The transcription factor 7-like 2 (TCF7L2) gene has been identified as a novel transcription factor involved in epithelial-mesenchymal transition (EMT) in tumor cells39. TCF7L2 is a member of the Wnt/b-catenin signaling pathway, which plays an important role in metabolism, cell differentiation/proliferation, and cell death39. The Wnt − /β-catenin signaling pathway is responsible for cell growth, motility and differentiation during embryogenesis. The Wnt/b-catenin signaling pathway has been reported to be activated in the progression of BE40. However the specific role of TCF7L2 in the development of BE is not fully understood. Previous studies have shown that TCG7L2 is closely associated with the development, progression and distant metastasis of various cancers such as pancreatic cancer41. The overexpressed TCF7L2 was associated with poor overall survival in patients with glioma42.
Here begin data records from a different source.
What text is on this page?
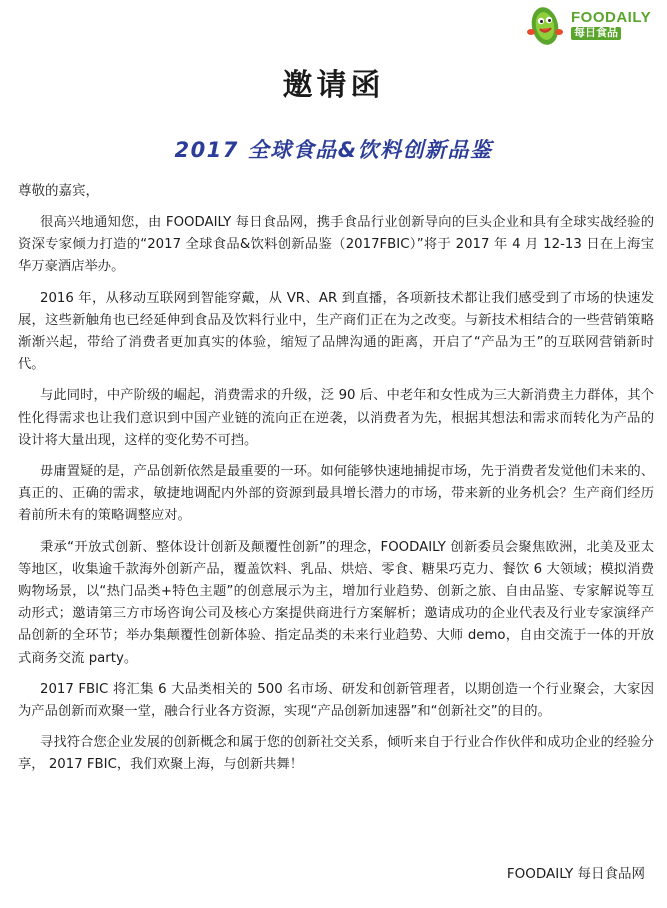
FOODAILY
每日食品
邀请函
2017 全球食品&饮料创新品鉴

尊敬的嘉宾，

很高兴地通知您，由 FOODAILY 每日食品网，携手食品行业创新导向的巨头企业和具有全球实战经验的资深专家倾力打造的“2017 全球食品&饮料创新品鉴（2017FBIC）”将于 2017 年 4 月 12-13 日在上海宝华万豪酒店举办。

2016 年，从移动互联网到智能穿戴，从 VR、AR 到直播，各项新技术都让我们感受到了市场的快速发展，这些新触角也已经延伸到食品及饮料行业中，生产商们正在为之改变。与新技术相结合的一些营销策略渐渐兴起，带给了消费者更加真实的体验，缩短了品牌沟通的距离，开启了“产品为王”的互联网营销新时代。

与此同时，中产阶级的崛起，消费需求的升级，泛 90 后、中老年和女性成为三大新消费主力群体，其个性化得需求也让我们意识到中国产业链的流向正在逆袭，以消费者为先，根据其想法和需求而转化为产品的设计将大量出现，这样的变化势不可挡。

毋庸置疑的是，产品创新依然是最重要的一环。如何能够快速地捕捉市场，先于消费者发觉他们未来的、真正的、正确的需求，敏捷地调配内外部的资源到最具增长潜力的市场，带来新的业务机会？生产商们经历着前所未有的策略调整应对。

秉承“开放式创新、整体设计创新及颠覆性创新”的理念，FOODAILY 创新委员会聚焦欧洲，北美及亚太等地区，收集逾千款海外创新产品，覆盖饮料、乳品、烘焙、零食、糖果巧克力、餐饮 6 大领域；模拟消费购物场景，以“热门品类+特色主题”的创意展示为主，增加行业趋势、创新之旅、自由品鉴、专家解说等互动形式；邀请第三方市场咨询公司及核心方案提供商进行方案解析；邀请成功的企业代表及行业专家演绎产品创新的全环节；举办集颠覆性创新体验、指定品类的未来行业趋势、大师 demo，自由交流于一体的开放式商务交流 party。

2017 FBIC 将汇集 6 大品类相关的 500 名市场、研发和创新管理者，以期创造一个行业聚会，大家因为产品创新而欢聚一堂，融合行业各方资源，实现“产品创新加速器”和“创新社交”的目的。

寻找符合您企业发展的创新概念和属于您的创新社交关系，倾听来自于行业合作伙伴和成功企业的经验分享， 2017 FBIC，我们欢聚上海，与创新共舞！

FOODAILY 每日食品网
Finally, to explore the diagnostic accuracy of key genes, we performed ROC curve analysis and found a strong accuracy for the INSR (AUC = 0.93), which also provides a new biomarker for the diagnosis of BE.

Multiple analyses were performed to systematically investigate immune related genes, immune cells and their relationships in BE patients. Our study still has some limitations due to a lack of experimental validation and the use of a single dataset from the GEO. Future research needs to explore the detailed mechanism between the expression of distinct biomarkers and BE.

Conclusions

In our present study, we identified 7 key genes, CD1A, LTF, FABP4,PGC, TCF7L2, INSR and SEMA3C as potential immune-related biomarkers in BE. Our study reveals the association between immune related genes and immune cells in BE patients for the first time. Our findings improve the understanding of the molecular mechanisms in BE and provide suggestions for novel therapy and diagnostic methods for BE patients.